<<< Date Index >>>     <<< Thread Index >>>

Re: mutt/1536: Segment fault with long lines when LANG=*.UTF-8



* Fri Aug  5 2005 Anders Helmersson <anders.helmersson.utsikt@xxxxxxxxxxxx>
> On Fri, 2005-08-05 at 04:45:02 +0200, Brendan Cully wrote:
> >  Looking at it a bit more closely I wonder if it could be done more
> >  efficiently. Is it possible to scan from the back of the buffer until
> >  mbrtowc returns n > 0, then trim the buffer to current_pos + n? Or am
> >  I missing some tricky multibyte issue? Seems a bit nicer than walking
> >  over every character of every line.
> 
> At least for UTF-8 it should be possible to do this, since the first
> byte in a multibyte characters has a unique pattern that includes the
> length. If we include (all) other multibyte encodings it may become
> more complicated, I haven't checked yet.

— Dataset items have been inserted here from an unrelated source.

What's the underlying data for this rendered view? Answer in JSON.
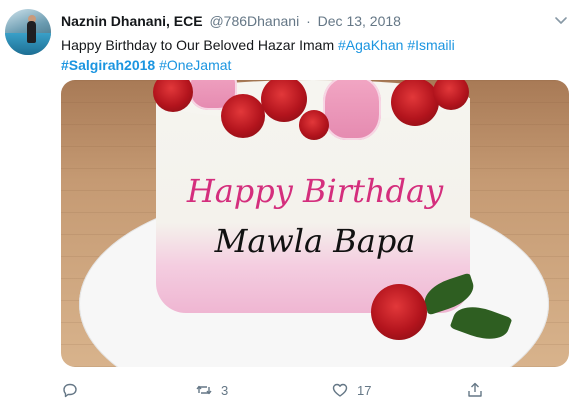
{
  "tweet": {
    "display_name": "Naznin Dhanani, ECE",
    "handle": "@786Dhanani",
    "separator": "·",
    "date": "Dec 13, 2018",
    "text_plain": "Happy Birthday to Our Beloved Hazar Imam",
    "hashtags": [
      "#AgaKhan",
      "#Ismaili",
      "#Salgirah2018",
      "#OneJamat"
    ],
    "media": {
      "cake_text_line1": "Happy Birthday",
      "cake_text_line2": "Mawla Bapa"
    },
    "actions": {
      "reply_icon": "reply-icon",
      "reply_count": "",
      "retweet_icon": "retweet-icon",
      "retweet_count": "3",
      "like_icon": "like-icon",
      "like_count": "17",
      "share_icon": "share-icon"
    },
    "more_icon": "chevron-down-icon"
  },
  "colors": {
    "link": "#1b95e0",
    "muted": "#657786",
    "text": "#14171a"
  }
}
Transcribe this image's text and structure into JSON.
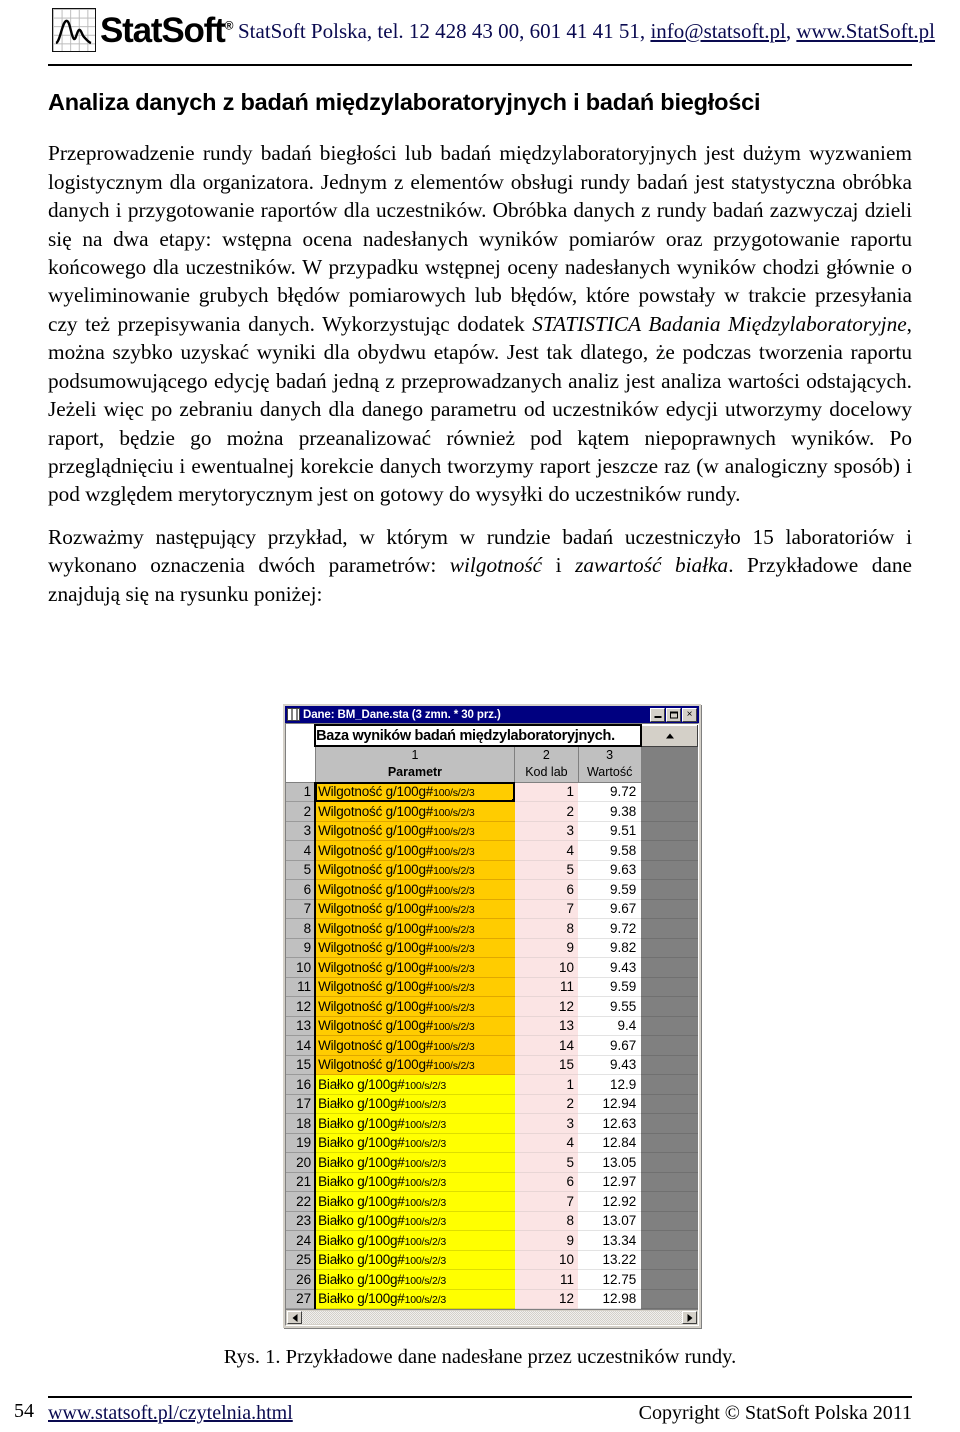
{
  "header": {
    "logo_text": "StatSoft",
    "logo_reg": "®",
    "contact_prefix": "StatSoft Polska, tel. 12 428 43 00, 601 41 41 51, ",
    "email": "info@statsoft.pl",
    "contact_sep": ", ",
    "website": "www.StatSoft.pl"
  },
  "document": {
    "title": "Analiza danych z badań międzylaboratoryjnych i badań biegłości",
    "paragraph_1_a": "Przeprowadzenie rundy badań biegłości lub badań międzylaboratoryjnych jest dużym wyzwaniem logistycznym dla organizatora. Jednym z elementów obsługi rundy badań jest statystyczna obróbka danych i przygotowanie raportów dla uczestników. Obróbka danych z rundy badań zazwyczaj dzieli się na dwa etapy: wstępna ocena nadesłanych wyników pomiarów oraz przygotowanie raportu końcowego dla uczestników. W przypadku wstępnej oceny nadesłanych wyników chodzi głównie o wyeliminowanie grubych błędów pomiarowych lub błędów, które powstały w trakcie przesyłania czy też przepisywania danych. Wykorzystując dodatek ",
    "paragraph_1_italic": "STATISTICA Badania Międzylaboratoryjne",
    "paragraph_1_b": ", można szybko uzyskać wyniki dla obydwu etapów. Jest tak dlatego, że podczas tworzenia raportu podsumowującego edycję badań jedną z przeprowadzanych analiz jest analiza wartości odstających. Jeżeli więc po zebraniu danych dla danego parametru od uczestników edycji utworzymy docelowy raport, będzie go można przeanalizować również pod kątem niepoprawnych wyników. Po przeglądnięciu i ewentualnej korekcie danych tworzymy raport jeszcze raz (w analogiczny sposób) i pod względem merytorycznym jest on gotowy do wysyłki do uczestników rundy.",
    "paragraph_2_a": "Rozważmy następujący przykład, w którym w rundzie badań uczestniczyło 15 laboratoriów i wykonano oznaczenia dwóch parametrów: ",
    "paragraph_2_italic_1": "wilgotność",
    "paragraph_2_mid": " i ",
    "paragraph_2_italic_2": "zawartość białka",
    "paragraph_2_b": ". Przykładowe dane znajdują się na rysunku poniżej:",
    "figure_caption": "Rys. 1. Przykładowe dane nadesłane przez uczestników rundy."
  },
  "spreadsheet": {
    "window_title": "Dane: BM_Dane.sta (3 zmn. * 30 prz.)",
    "title_icon": "spreadsheet-icon",
    "buttons": {
      "minimize": "minimize-icon",
      "maximize": "maximize-icon",
      "close": "×"
    },
    "banner": "Baza wyników badań międzylaboratoryjnych.",
    "columns": [
      {
        "num": "1",
        "name": "Parametr"
      },
      {
        "num": "2",
        "name": "Kod lab"
      },
      {
        "num": "3",
        "name": "Wartość"
      }
    ],
    "param_wilgotnosc": "Wilgotność g/100g#",
    "param_bialko": "Białko g/100g#",
    "param_unit_suffix": "100/s/2/3",
    "rows": [
      {
        "n": "1",
        "grp": "a",
        "param": "Wilgotność g/100g#",
        "unit": "100/s/2/3",
        "kod": "1",
        "wart": "9.72",
        "selected": true
      },
      {
        "n": "2",
        "grp": "a",
        "param": "Wilgotność g/100g#",
        "unit": "100/s/2/3",
        "kod": "2",
        "wart": "9.38"
      },
      {
        "n": "3",
        "grp": "a",
        "param": "Wilgotność g/100g#",
        "unit": "100/s/2/3",
        "kod": "3",
        "wart": "9.51"
      },
      {
        "n": "4",
        "grp": "a",
        "param": "Wilgotność g/100g#",
        "unit": "100/s/2/3",
        "kod": "4",
        "wart": "9.58"
      },
      {
        "n": "5",
        "grp": "a",
        "param": "Wilgotność g/100g#",
        "unit": "100/s/2/3",
        "kod": "5",
        "wart": "9.63"
      },
      {
        "n": "6",
        "grp": "a",
        "param": "Wilgotność g/100g#",
        "unit": "100/s/2/3",
        "kod": "6",
        "wart": "9.59"
      },
      {
        "n": "7",
        "grp": "a",
        "param": "Wilgotność g/100g#",
        "unit": "100/s/2/3",
        "kod": "7",
        "wart": "9.67"
      },
      {
        "n": "8",
        "grp": "a",
        "param": "Wilgotność g/100g#",
        "unit": "100/s/2/3",
        "kod": "8",
        "wart": "9.72"
      },
      {
        "n": "9",
        "grp": "a",
        "param": "Wilgotność g/100g#",
        "unit": "100/s/2/3",
        "kod": "9",
        "wart": "9.82"
      },
      {
        "n": "10",
        "grp": "a",
        "param": "Wilgotność g/100g#",
        "unit": "100/s/2/3",
        "kod": "10",
        "wart": "9.43"
      },
      {
        "n": "11",
        "grp": "a",
        "param": "Wilgotność g/100g#",
        "unit": "100/s/2/3",
        "kod": "11",
        "wart": "9.59"
      },
      {
        "n": "12",
        "grp": "a",
        "param": "Wilgotność g/100g#",
        "unit": "100/s/2/3",
        "kod": "12",
        "wart": "9.55"
      },
      {
        "n": "13",
        "grp": "a",
        "param": "Wilgotność g/100g#",
        "unit": "100/s/2/3",
        "kod": "13",
        "wart": "9.4"
      },
      {
        "n": "14",
        "grp": "a",
        "param": "Wilgotność g/100g#",
        "unit": "100/s/2/3",
        "kod": "14",
        "wart": "9.67"
      },
      {
        "n": "15",
        "grp": "a",
        "param": "Wilgotność g/100g#",
        "unit": "100/s/2/3",
        "kod": "15",
        "wart": "9.43"
      },
      {
        "n": "16",
        "grp": "b",
        "param": "Białko g/100g#",
        "unit": "100/s/2/3",
        "kod": "1",
        "wart": "12.9"
      },
      {
        "n": "17",
        "grp": "b",
        "param": "Białko g/100g#",
        "unit": "100/s/2/3",
        "kod": "2",
        "wart": "12.94"
      },
      {
        "n": "18",
        "grp": "b",
        "param": "Białko g/100g#",
        "unit": "100/s/2/3",
        "kod": "3",
        "wart": "12.63"
      },
      {
        "n": "19",
        "grp": "b",
        "param": "Białko g/100g#",
        "unit": "100/s/2/3",
        "kod": "4",
        "wart": "12.84"
      },
      {
        "n": "20",
        "grp": "b",
        "param": "Białko g/100g#",
        "unit": "100/s/2/3",
        "kod": "5",
        "wart": "13.05"
      },
      {
        "n": "21",
        "grp": "b",
        "param": "Białko g/100g#",
        "unit": "100/s/2/3",
        "kod": "6",
        "wart": "12.97"
      },
      {
        "n": "22",
        "grp": "b",
        "param": "Białko g/100g#",
        "unit": "100/s/2/3",
        "kod": "7",
        "wart": "12.92"
      },
      {
        "n": "23",
        "grp": "b",
        "param": "Białko g/100g#",
        "unit": "100/s/2/3",
        "kod": "8",
        "wart": "13.07"
      },
      {
        "n": "24",
        "grp": "b",
        "param": "Białko g/100g#",
        "unit": "100/s/2/3",
        "kod": "9",
        "wart": "13.34"
      },
      {
        "n": "25",
        "grp": "b",
        "param": "Białko g/100g#",
        "unit": "100/s/2/3",
        "kod": "10",
        "wart": "13.22"
      },
      {
        "n": "26",
        "grp": "b",
        "param": "Białko g/100g#",
        "unit": "100/s/2/3",
        "kod": "11",
        "wart": "12.75"
      },
      {
        "n": "27",
        "grp": "b",
        "param": "Białko g/100g#",
        "unit": "100/s/2/3",
        "kod": "12",
        "wart": "12.98"
      }
    ],
    "colors": {
      "titlebar": "#000080",
      "group_a_cell": "#ffcc00",
      "group_b_cell": "#ffff00",
      "kod_cell": "#fbe4e4",
      "header_cell": "#c0c0c0",
      "blank_col": "#808080"
    }
  },
  "footer": {
    "page_number": "54",
    "link": "www.statsoft.pl/czytelnia.html",
    "copyright": "Copyright © StatSoft Polska 2011"
  }
}
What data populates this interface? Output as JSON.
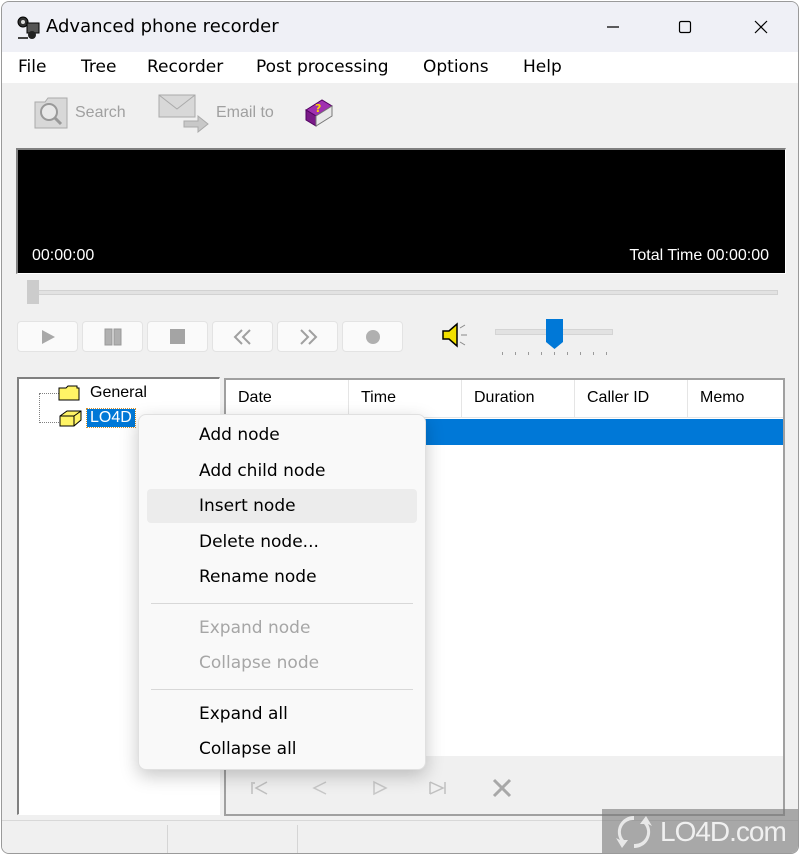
{
  "window": {
    "title": "Advanced phone recorder",
    "controls": {
      "minimize": "minimize",
      "maximize": "maximize",
      "close": "close"
    }
  },
  "menubar": {
    "items": [
      {
        "label": "File"
      },
      {
        "label": "Tree"
      },
      {
        "label": "Recorder"
      },
      {
        "label": "Post processing"
      },
      {
        "label": "Options"
      },
      {
        "label": "Help"
      }
    ]
  },
  "toolbar": {
    "search_label": "Search",
    "email_label": "Email to",
    "help_icon": "help-book-icon"
  },
  "display": {
    "current_time": "00:00:00",
    "total_time": "Total Time 00:00:00"
  },
  "player": {
    "seek_position": 0,
    "controls": [
      "play",
      "pause",
      "stop",
      "rewind",
      "fast-forward",
      "record"
    ],
    "volume_percent": 50,
    "volume_ticks": 9
  },
  "tree": {
    "nodes": [
      {
        "label": "General",
        "icon": "folder-closed-icon",
        "selected": false
      },
      {
        "label": "LO4D",
        "icon": "folder-open-icon",
        "selected": true
      }
    ]
  },
  "list": {
    "columns": [
      "Date",
      "Time",
      "Duration",
      "Caller ID",
      "Memo"
    ],
    "selected_row": 0,
    "nav_buttons": [
      "first",
      "previous",
      "next",
      "last",
      "delete"
    ]
  },
  "context_menu": {
    "items": [
      {
        "label": "Add node",
        "disabled": false
      },
      {
        "label": "Add child node",
        "disabled": false
      },
      {
        "label": "Insert node",
        "disabled": false,
        "hovered": true
      },
      {
        "label": "Delete node...",
        "disabled": false
      },
      {
        "label": "Rename node",
        "disabled": false
      },
      {
        "label": "Expand node",
        "disabled": true
      },
      {
        "label": "Collapse node",
        "disabled": true
      },
      {
        "label": "Expand all",
        "disabled": false
      },
      {
        "label": "Collapse all",
        "disabled": false
      }
    ]
  },
  "watermark": {
    "text": "LO4D.com"
  },
  "colors": {
    "selection": "#0078d7",
    "disabled_text": "#a6a6a6",
    "display_bg": "#000000"
  }
}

Yeah, I guess it could break ISO-2022, though I'm not familiar with
the charset standards. So it would be good to use the ``from-back''
trimming only for UTF-8 strings (or use AH's original patch for all
the charsets).

  FYI: debian bug#260623 has ASP's patch which implements Brendan's
  idea: http://bugs.debian.org/cgi-bin/bugreport.cgi?bug=260623

And I'm afraid the patches should malloc, clear and use mbstate
instead of NULL. Every other mbrtowc() in mutt is using its own
mbstate, AFAIK. It could work well even without its own mbstate,
but it would be hard to debug once a problem occurred.

I'm going to ask Japanese users for comments about this.
Perhaps someone would have a insight. :)

-- 
tamo